राजेंद्र गुप्ता Rajendra Gupta said...

Brilliant Sanskrit connect of the south American AYAHUASCA and VASAKA of India. You have written: "One of the ingredient herb of 'Ayavasaka' is Justicia Pectoralis. Surprisingly, in Sanskrit the Justicia shrub is known as 'vasaka' (वासक) or 'vashaka' (वाशक)." I wish to add that the Indian plant known as VASAKA is Justicia adhatoda which is closely related (botanically) to the South American plant Justicia pectoralis that is used in AYAHUASCA. However, the two plants have very different chemical and medicinal properties. They resemble in some botanical feature while differ enough to be recognized as separate plants. It is interesting to speculate that the ancient people who carried the Sanskrit word VASAKA to South America must have found similarities in flowers and leaves of the two plants and used Justicia pectoralis in place of Justicia adhatoda while making a medicinal concoction in their new homeland. And they also added basil to this concoction!
Can you please add the botanical name of 'Ayahuma'?

Neeta Raina said...

Ayahuma is known as Cannonball Tree in English. The Botanical name is Couroupita guianensis. In India it is known as Naga-lingam. But it is also known as Sal ( साल sAla m. Sal tree). I dont know if Cannonbal and sal are the same. I read somewhere that there is a shala (or a similar name - I forget) tree in South America which was planted closed to the ancient pyramid temples of South America.

Neeta Raina said...

Also 'draksha' is close to 'vasaka'- 'draksha' Sanskrit for 'vine' (creeper).
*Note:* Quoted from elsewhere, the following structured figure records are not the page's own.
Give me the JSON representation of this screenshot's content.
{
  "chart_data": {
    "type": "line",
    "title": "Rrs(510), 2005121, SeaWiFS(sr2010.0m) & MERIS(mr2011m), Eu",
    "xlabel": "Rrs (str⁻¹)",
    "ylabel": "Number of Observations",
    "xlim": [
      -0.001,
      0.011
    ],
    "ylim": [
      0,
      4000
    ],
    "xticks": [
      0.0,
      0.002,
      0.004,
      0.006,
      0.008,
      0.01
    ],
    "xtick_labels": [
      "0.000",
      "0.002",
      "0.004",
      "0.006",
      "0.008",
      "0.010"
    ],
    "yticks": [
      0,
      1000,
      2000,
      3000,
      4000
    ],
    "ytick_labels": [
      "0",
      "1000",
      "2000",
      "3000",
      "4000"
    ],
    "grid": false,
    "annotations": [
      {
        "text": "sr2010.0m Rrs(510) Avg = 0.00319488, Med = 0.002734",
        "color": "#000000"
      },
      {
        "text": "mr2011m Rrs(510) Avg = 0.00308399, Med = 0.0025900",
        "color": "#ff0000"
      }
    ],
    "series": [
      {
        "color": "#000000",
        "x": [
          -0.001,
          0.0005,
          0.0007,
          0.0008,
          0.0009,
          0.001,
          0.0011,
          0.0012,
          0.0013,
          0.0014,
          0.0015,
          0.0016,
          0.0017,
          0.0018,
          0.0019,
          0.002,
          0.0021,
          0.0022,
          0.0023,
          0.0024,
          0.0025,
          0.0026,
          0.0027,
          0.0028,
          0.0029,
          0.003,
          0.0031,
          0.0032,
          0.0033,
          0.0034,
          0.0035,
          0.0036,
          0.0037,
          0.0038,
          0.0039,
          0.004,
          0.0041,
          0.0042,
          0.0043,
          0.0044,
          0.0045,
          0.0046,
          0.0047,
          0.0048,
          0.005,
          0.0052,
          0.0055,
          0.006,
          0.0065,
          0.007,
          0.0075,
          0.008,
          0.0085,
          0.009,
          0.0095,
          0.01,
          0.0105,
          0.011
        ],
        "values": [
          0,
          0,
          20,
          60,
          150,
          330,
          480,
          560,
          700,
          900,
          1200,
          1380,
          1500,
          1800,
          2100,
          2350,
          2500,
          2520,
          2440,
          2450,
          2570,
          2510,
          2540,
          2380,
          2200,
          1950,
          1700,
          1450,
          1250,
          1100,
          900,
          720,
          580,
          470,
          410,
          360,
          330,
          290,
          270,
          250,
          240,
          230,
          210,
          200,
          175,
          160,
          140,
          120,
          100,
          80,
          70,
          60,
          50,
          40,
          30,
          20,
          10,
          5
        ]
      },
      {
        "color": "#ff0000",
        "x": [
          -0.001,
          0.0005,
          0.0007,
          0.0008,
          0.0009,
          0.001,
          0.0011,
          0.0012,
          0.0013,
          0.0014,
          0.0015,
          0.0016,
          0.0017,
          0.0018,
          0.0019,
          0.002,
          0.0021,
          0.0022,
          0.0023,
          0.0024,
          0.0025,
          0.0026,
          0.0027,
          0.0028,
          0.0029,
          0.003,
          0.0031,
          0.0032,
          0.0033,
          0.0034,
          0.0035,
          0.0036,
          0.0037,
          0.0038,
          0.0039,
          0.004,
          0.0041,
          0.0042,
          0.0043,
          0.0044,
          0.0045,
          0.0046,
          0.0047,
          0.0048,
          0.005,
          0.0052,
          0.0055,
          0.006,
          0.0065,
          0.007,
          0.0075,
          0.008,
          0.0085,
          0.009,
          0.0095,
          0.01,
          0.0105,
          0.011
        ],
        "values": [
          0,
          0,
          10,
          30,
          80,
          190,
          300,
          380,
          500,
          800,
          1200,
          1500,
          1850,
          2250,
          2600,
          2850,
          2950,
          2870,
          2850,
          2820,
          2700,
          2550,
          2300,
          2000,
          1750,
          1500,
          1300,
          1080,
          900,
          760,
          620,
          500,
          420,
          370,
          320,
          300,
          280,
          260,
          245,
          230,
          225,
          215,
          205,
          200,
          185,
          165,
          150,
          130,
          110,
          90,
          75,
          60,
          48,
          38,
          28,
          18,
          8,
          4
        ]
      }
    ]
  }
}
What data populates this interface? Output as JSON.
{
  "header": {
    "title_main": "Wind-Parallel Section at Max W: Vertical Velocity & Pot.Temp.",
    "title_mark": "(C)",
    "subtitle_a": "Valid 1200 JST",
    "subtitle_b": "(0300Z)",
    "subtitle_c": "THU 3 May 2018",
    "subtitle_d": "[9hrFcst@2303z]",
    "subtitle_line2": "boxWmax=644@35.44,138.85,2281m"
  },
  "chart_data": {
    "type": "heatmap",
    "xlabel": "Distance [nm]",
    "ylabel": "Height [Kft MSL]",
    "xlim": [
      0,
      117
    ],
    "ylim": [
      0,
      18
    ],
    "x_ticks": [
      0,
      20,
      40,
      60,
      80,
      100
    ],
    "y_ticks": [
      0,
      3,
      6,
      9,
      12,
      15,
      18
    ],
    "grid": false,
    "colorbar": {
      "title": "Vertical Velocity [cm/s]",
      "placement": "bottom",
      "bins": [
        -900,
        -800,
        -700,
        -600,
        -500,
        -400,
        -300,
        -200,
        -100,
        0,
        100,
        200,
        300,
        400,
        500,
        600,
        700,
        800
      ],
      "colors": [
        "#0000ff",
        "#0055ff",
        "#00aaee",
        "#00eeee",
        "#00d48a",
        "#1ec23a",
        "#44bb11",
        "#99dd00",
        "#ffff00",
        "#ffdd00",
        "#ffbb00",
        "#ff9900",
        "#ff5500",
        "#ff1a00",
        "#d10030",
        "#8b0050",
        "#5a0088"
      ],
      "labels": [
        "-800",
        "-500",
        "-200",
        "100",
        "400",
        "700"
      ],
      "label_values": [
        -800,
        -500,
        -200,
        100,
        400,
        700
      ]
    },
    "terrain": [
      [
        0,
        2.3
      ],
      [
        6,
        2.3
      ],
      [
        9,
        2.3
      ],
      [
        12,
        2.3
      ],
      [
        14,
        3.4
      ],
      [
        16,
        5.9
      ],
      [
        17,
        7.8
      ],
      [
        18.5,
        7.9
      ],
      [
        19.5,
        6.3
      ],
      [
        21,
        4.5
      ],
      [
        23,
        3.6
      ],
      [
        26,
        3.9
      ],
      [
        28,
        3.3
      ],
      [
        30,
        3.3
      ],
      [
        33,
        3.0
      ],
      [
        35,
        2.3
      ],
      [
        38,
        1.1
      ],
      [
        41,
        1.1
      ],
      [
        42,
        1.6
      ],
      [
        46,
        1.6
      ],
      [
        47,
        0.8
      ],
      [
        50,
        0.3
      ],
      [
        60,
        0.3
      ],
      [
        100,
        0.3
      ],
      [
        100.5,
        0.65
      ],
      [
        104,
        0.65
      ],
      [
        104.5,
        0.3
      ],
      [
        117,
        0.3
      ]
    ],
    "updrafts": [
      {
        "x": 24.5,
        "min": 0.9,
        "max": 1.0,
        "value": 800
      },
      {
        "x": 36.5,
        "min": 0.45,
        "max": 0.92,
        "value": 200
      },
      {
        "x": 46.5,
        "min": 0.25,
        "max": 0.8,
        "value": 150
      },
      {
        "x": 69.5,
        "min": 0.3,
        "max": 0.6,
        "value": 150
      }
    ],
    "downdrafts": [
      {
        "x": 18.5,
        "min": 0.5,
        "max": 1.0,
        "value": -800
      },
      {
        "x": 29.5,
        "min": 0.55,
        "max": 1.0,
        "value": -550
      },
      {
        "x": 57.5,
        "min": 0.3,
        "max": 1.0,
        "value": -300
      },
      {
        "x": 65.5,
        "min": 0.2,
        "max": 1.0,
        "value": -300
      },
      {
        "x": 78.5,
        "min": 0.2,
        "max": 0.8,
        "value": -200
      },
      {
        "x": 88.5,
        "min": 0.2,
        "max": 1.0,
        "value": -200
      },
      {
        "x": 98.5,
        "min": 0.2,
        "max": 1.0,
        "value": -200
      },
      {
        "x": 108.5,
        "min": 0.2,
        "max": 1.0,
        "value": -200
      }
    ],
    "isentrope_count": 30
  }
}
राजेंद्र गुप्ता Rajendra Gupta said...

Thanks. I checked more about this tree. It is known as SALA in Indonesian. But the tree known as SALA/ SHALA साल/शाल in Hindi/Sanskrit is Shorea robusta and it is an altogether different tree with no relations to cannonball tree /ayahuma. The common names are always confusing. Similar names in different languages quite often refer to very different trees.

Richie Benaud said...

Good one really. The lovely images are attractive.